ML24088A267
ML24088A267 | |
Person / Time | |
---|---|
Site: | Waterford |
Issue date: | 04/08/2024 |
From: | John Dixon NRC/RGN-IV/DORS/PBD |
To: | John Monninger NRC Region 4 |
References | |
EN 57042 | |
Download: ML24088A267 (7) | |
Text
MEMORANDUM TO: John Monninger, Regional Administrator THRU: Geoffery B. Miller, Director Division of Operating Reactor Safety FROM: John L. Dixon, Branch Chief Project Branch D
SUBJECT:
MANAGEMENT DIRECTIVE 8.3 EVALUATION FOR WATERFORD STEAM ELECTRIC STATION, UNIT 3, MANUAL TRIP ON MARCH 16, 2024 Pursuant to Regional Office Policy Guide 0801, Management Directive 8.3 and Inspection Manual Chapter 0309 Reactive Team Inspection Decisions, Implementation, and Documentation for Power Reactors, the enclosed table provides the Management Directive 8.3 evaluation for determining that no additional inspection will be conducted at Waterford Steam Electric Station, Unit 3, for a manual reactor trip due to main feedwater valve and main steam isolation valve going closed for steam generator B. This event was a direct result of a failed Engineered Safety Feature Actuation System (ESFAS) relay. This was the second ESFAS relay related reactor trip within 2 years. The branch will use baseline inspection procedures for follow up inspection of this event.
Concur with Recommendation:
John D. Monninger Date Regional Administrator
Enclosures:
MD 8.3 Decision Documentation Form (Deterministic and Risk Criteria Analyzed)

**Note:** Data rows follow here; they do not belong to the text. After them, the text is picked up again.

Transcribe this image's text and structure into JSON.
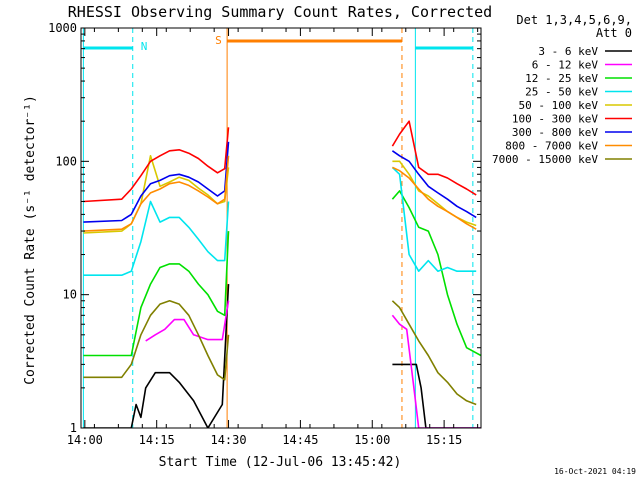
{
  "chart_data": {
    "type": "line",
    "title": "RHESSI Observing Summary Count Rates, Corrected",
    "xlabel": "Start Time (12-Jul-06 13:45:42)",
    "ylabel": "Corrected Count Rate (s⁻¹ detector⁻¹)",
    "yscale": "log",
    "ylim": [
      1,
      1000
    ],
    "xlim_minutes": [
      13.5,
      97
    ],
    "x_tick_labels": [
      "14:00",
      "14:15",
      "14:30",
      "14:45",
      "15:00",
      "15:15"
    ],
    "x_tick_minutes": [
      14.3,
      29.3,
      44.3,
      59.3,
      74.3,
      89.3
    ],
    "y_tick_values": [
      1,
      10,
      100,
      1000
    ],
    "y_tick_labels": [
      "1",
      "10",
      "100",
      "1000"
    ],
    "footer_date": "16-Oct-2021 04:19",
    "legend": {
      "title_line1": "Det 1,3,4,5,6,9,",
      "title_line2": "Att 0",
      "placement": "right"
    },
    "annotations": {
      "night_label": "N",
      "saa_label": "S",
      "night_color": "#00e5ee",
      "saa_color": "#ff7f00",
      "night_boundaries_minutes": [
        14,
        24.3,
        83.3,
        95.3
      ],
      "saa_boundaries_minutes": [
        44,
        80.5
      ]
    },
    "data_gaps_minutes": [
      [
        44.5,
        78.5
      ]
    ],
    "series": [
      {
        "name": "3 - 6 keV",
        "color": "#000000",
        "points": [
          [
            14,
            1
          ],
          [
            22,
            1
          ],
          [
            24,
            1
          ],
          [
            25,
            1.5
          ],
          [
            26,
            1.2
          ],
          [
            27,
            2.0
          ],
          [
            29,
            2.6
          ],
          [
            32,
            2.6
          ],
          [
            34,
            2.2
          ],
          [
            37,
            1.6
          ],
          [
            40,
            1.0
          ],
          [
            43,
            1.5
          ],
          [
            44.3,
            12
          ],
          [
            78.5,
            3.0
          ],
          [
            82,
            3.0
          ],
          [
            83.5,
            3.0
          ],
          [
            84.5,
            2.0
          ],
          [
            85.5,
            1.0
          ],
          [
            97,
            1.0
          ]
        ]
      },
      {
        "name": "6 - 12 keV",
        "color": "#ff00ff",
        "points": [
          [
            27,
            4.5
          ],
          [
            29,
            5.0
          ],
          [
            31,
            5.5
          ],
          [
            33,
            6.5
          ],
          [
            35,
            6.5
          ],
          [
            37,
            5.0
          ],
          [
            40,
            4.6
          ],
          [
            43,
            4.6
          ],
          [
            44.3,
            9.0
          ],
          [
            78.5,
            7.0
          ],
          [
            80,
            6.0
          ],
          [
            81.5,
            5.5
          ],
          [
            83,
            2.0
          ],
          [
            84,
            1.0
          ],
          [
            97,
            1.0
          ]
        ]
      },
      {
        "name": "12 - 25 keV",
        "color": "#00e000",
        "points": [
          [
            14,
            3.5
          ],
          [
            22,
            3.5
          ],
          [
            24,
            3.5
          ],
          [
            26,
            8.0
          ],
          [
            28,
            12
          ],
          [
            30,
            16
          ],
          [
            32,
            17
          ],
          [
            34,
            17
          ],
          [
            36,
            15
          ],
          [
            38,
            12
          ],
          [
            40,
            10
          ],
          [
            42,
            7.5
          ],
          [
            43.5,
            7.0
          ],
          [
            44.3,
            30
          ],
          [
            78.5,
            52
          ],
          [
            80,
            60
          ],
          [
            82,
            45
          ],
          [
            84,
            32
          ],
          [
            86,
            30
          ],
          [
            88,
            20
          ],
          [
            90,
            10
          ],
          [
            92,
            6
          ],
          [
            94,
            4
          ],
          [
            97,
            3.5
          ]
        ]
      },
      {
        "name": "25 - 50 keV",
        "color": "#00e5ee",
        "points": [
          [
            14,
            14
          ],
          [
            22,
            14
          ],
          [
            24,
            15
          ],
          [
            26,
            25
          ],
          [
            28,
            50
          ],
          [
            30,
            35
          ],
          [
            32,
            38
          ],
          [
            34,
            38
          ],
          [
            36,
            32
          ],
          [
            38,
            26
          ],
          [
            40,
            21
          ],
          [
            42,
            18
          ],
          [
            43.5,
            18
          ],
          [
            44.3,
            50
          ],
          [
            78.5,
            90
          ],
          [
            80,
            80
          ],
          [
            82,
            20
          ],
          [
            84,
            15
          ],
          [
            86,
            18
          ],
          [
            88,
            15
          ],
          [
            90,
            16
          ],
          [
            92,
            15
          ],
          [
            94,
            15
          ],
          [
            96,
            15
          ]
        ]
      },
      {
        "name": "50 - 100 keV",
        "color": "#d8c800",
        "points": [
          [
            14,
            29
          ],
          [
            22,
            30
          ],
          [
            24,
            34
          ],
          [
            26,
            48
          ],
          [
            28,
            110
          ],
          [
            30,
            65
          ],
          [
            32,
            70
          ],
          [
            34,
            76
          ],
          [
            36,
            72
          ],
          [
            38,
            63
          ],
          [
            40,
            56
          ],
          [
            42,
            48
          ],
          [
            43.5,
            50
          ],
          [
            44.3,
            90
          ],
          [
            78.5,
            100
          ],
          [
            80,
            100
          ],
          [
            82,
            80
          ],
          [
            84,
            60
          ],
          [
            86,
            55
          ],
          [
            88,
            48
          ],
          [
            90,
            42
          ],
          [
            92,
            38
          ],
          [
            94,
            35
          ],
          [
            96,
            33
          ]
        ]
      },
      {
        "name": "100 - 300 keV",
        "color": "#ff0000",
        "points": [
          [
            14,
            50
          ],
          [
            22,
            52
          ],
          [
            24,
            62
          ],
          [
            26,
            78
          ],
          [
            28,
            100
          ],
          [
            30,
            110
          ],
          [
            32,
            120
          ],
          [
            34,
            122
          ],
          [
            36,
            115
          ],
          [
            38,
            105
          ],
          [
            40,
            92
          ],
          [
            42,
            82
          ],
          [
            43.5,
            88
          ],
          [
            44.3,
            180
          ],
          [
            78.5,
            130
          ],
          [
            80,
            160
          ],
          [
            82,
            200
          ],
          [
            84,
            90
          ],
          [
            86,
            80
          ],
          [
            88,
            80
          ],
          [
            90,
            75
          ],
          [
            92,
            68
          ],
          [
            94,
            62
          ],
          [
            96,
            56
          ]
        ]
      },
      {
        "name": "300 - 800 keV",
        "color": "#0000ee",
        "points": [
          [
            14,
            35
          ],
          [
            22,
            36
          ],
          [
            24,
            40
          ],
          [
            26,
            55
          ],
          [
            28,
            68
          ],
          [
            30,
            72
          ],
          [
            32,
            78
          ],
          [
            34,
            80
          ],
          [
            36,
            76
          ],
          [
            38,
            70
          ],
          [
            40,
            62
          ],
          [
            42,
            55
          ],
          [
            43.5,
            60
          ],
          [
            44.3,
            140
          ],
          [
            78.5,
            120
          ],
          [
            80,
            110
          ],
          [
            82,
            100
          ],
          [
            84,
            80
          ],
          [
            86,
            65
          ],
          [
            88,
            58
          ],
          [
            90,
            52
          ],
          [
            92,
            46
          ],
          [
            94,
            42
          ],
          [
            96,
            38
          ]
        ]
      },
      {
        "name": "800 - 7000 keV",
        "color": "#ff8c00",
        "points": [
          [
            14,
            30
          ],
          [
            22,
            31
          ],
          [
            24,
            34
          ],
          [
            26,
            48
          ],
          [
            28,
            58
          ],
          [
            30,
            62
          ],
          [
            32,
            68
          ],
          [
            34,
            70
          ],
          [
            36,
            66
          ],
          [
            38,
            60
          ],
          [
            40,
            54
          ],
          [
            42,
            48
          ],
          [
            43.5,
            52
          ],
          [
            44.3,
            110
          ],
          [
            78.5,
            90
          ],
          [
            80,
            85
          ],
          [
            82,
            75
          ],
          [
            84,
            62
          ],
          [
            86,
            52
          ],
          [
            88,
            46
          ],
          [
            90,
            42
          ],
          [
            92,
            38
          ],
          [
            94,
            34
          ],
          [
            96,
            31
          ]
        ]
      },
      {
        "name": "7000 - 15000 keV",
        "color": "#808000",
        "points": [
          [
            14,
            2.4
          ],
          [
            22,
            2.4
          ],
          [
            24,
            3.0
          ],
          [
            26,
            5.0
          ],
          [
            28,
            7.0
          ],
          [
            30,
            8.5
          ],
          [
            32,
            9.0
          ],
          [
            34,
            8.5
          ],
          [
            36,
            7.0
          ],
          [
            38,
            5.0
          ],
          [
            40,
            3.5
          ],
          [
            42,
            2.5
          ],
          [
            43.5,
            2.3
          ],
          [
            44.3,
            5.0
          ],
          [
            78.5,
            9.0
          ],
          [
            80,
            8.0
          ],
          [
            82,
            6.0
          ],
          [
            84,
            4.5
          ],
          [
            86,
            3.5
          ],
          [
            88,
            2.6
          ],
          [
            90,
            2.2
          ],
          [
            92,
            1.8
          ],
          [
            94,
            1.6
          ],
          [
            96,
            1.5
          ]
        ]
      }
    ]
  }
}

CONTACT: John Dixon, DORS/PBD 817-200-1574April 8, 2024 Signed by Miller, Geoffrey on 03/29/24 Signed by Dixon, John on 04/01/24 Signed by Monninger, John on 04/08/24
J. Monninger 2
MANAGEMENT DIRECTIVE 8.3 EVALUATION FOR WATERFORD STEAM ELECTRIC STATION, UNIT 3, MANUAL TRIP ON MARCH 16, 2024 - DATED APRIL 08, 2024
DISTRIBUTION:
JMonninger, ORA JLara, ORA GMiller, DORS MHay, DORS DCylkowski, RC FGaskins, RIV/OEDO VDricks, ORA LWilkins, OCA JDrake, NRR AMoreno, RIV/OCA RAlexander, RSLO JDixon, DORS ASanchez, DORS DChilds, DORS LReyna, DORS RDeese, DORS R4-DORS-IPAT R4Enforcement NRR Reactive Inspection NRR_Reactive_Inspection@nrc.gov
DOCUMENT NAME: MANAGEMENT DIRECTIVE 8.3 EVALUATION FOR WATERFORD STEAM ELECTRIC STATION, UNIT 3 MANUAL TRIP ON MARCH 16, 2024
SUNSI Review ADAMS: Non-Publicly Available Non-Sensitive Keyword:
By: ASanchez Yes No Publicly Available Sensitive
ADAMS Accession Number: ML24088A267 OFFICE DORS:SPE DORS:SRA DORS: PDB DORS:DD RA NAME ASanchez RDeese JDixon GMiller JMonninger DATE 03/28/2024 03/29/2024 03/29/2024 03/29/2024 04/08/2024 OFFICIAL RECORD COPY MANAGEMENT DIRECTIVE 8.3 DECISION DOCUMENTATION FORM (Deterministic and Risk Criteria Analyzed)

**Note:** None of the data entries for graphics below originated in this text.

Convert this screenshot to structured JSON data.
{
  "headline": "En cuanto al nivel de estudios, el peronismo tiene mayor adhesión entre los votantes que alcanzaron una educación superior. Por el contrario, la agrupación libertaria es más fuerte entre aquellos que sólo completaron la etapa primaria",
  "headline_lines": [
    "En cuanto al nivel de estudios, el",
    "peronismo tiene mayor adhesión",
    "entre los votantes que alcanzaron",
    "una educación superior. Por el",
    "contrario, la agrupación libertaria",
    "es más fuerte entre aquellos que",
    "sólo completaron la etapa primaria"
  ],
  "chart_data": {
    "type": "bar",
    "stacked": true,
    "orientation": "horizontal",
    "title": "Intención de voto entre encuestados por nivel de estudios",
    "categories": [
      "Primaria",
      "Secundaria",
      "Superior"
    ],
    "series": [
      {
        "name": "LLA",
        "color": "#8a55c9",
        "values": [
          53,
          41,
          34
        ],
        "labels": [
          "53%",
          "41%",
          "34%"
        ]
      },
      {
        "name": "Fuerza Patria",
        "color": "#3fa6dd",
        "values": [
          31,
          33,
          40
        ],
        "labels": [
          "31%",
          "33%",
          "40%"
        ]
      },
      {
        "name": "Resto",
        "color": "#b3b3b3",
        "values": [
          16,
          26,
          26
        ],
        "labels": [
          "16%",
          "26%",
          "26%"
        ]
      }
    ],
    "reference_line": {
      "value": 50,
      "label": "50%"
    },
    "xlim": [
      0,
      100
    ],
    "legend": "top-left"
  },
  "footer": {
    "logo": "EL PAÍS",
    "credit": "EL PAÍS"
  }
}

PLANT: Waterford 3 EVENT DATE: 3-16-2024 RESPONSIBLE John Dixon EVALUATION 3-21-2024 BRANCH CHIEF: DATE:
BRIEF DESCRIPTION OF THE SIGNIFICANT OPERATIONAL EVENT OR DEGRADED CONDITION:
On March 16, 2024, at 2:49 pm CDT, Waterford Steam Electric Station, Unit 3, was operating at 100 percent power when a manual reactor trip was initiated due to main feed isolation valve No. 2, FW-184B, and main steam isolation valve No. 2, MS-124B, going closed unexpectedly. Main feedwater pump A tripped on low flow, but pump B continued to operate and supply water to steam generator No. 1. Emergency feedwater was automatically actuated and supplied water to steam generator No. 2. Preliminary evaluation indicates that all plant systems functioned normally after the reactor trip. The unit is currently stable in Mode 3. All control rods fully inserted as expected and all other plant equipment functioned as expected.
Operators completed their standard post trip actions and exited to general operating procedures. No emergency declarations were made, and key safety systems responded as expected. The resident inspector responded to the station to follow-up on the stations actions in response to the reactor trip and understand the cause(s) of the trip.
The direct cause of the main feed isolation valve No. 2 and main steam isolation valve No. 2 closing was a failure in an engineering safety feature actuation system (ESFAS) relay that provides for a main steam and main feed isolation.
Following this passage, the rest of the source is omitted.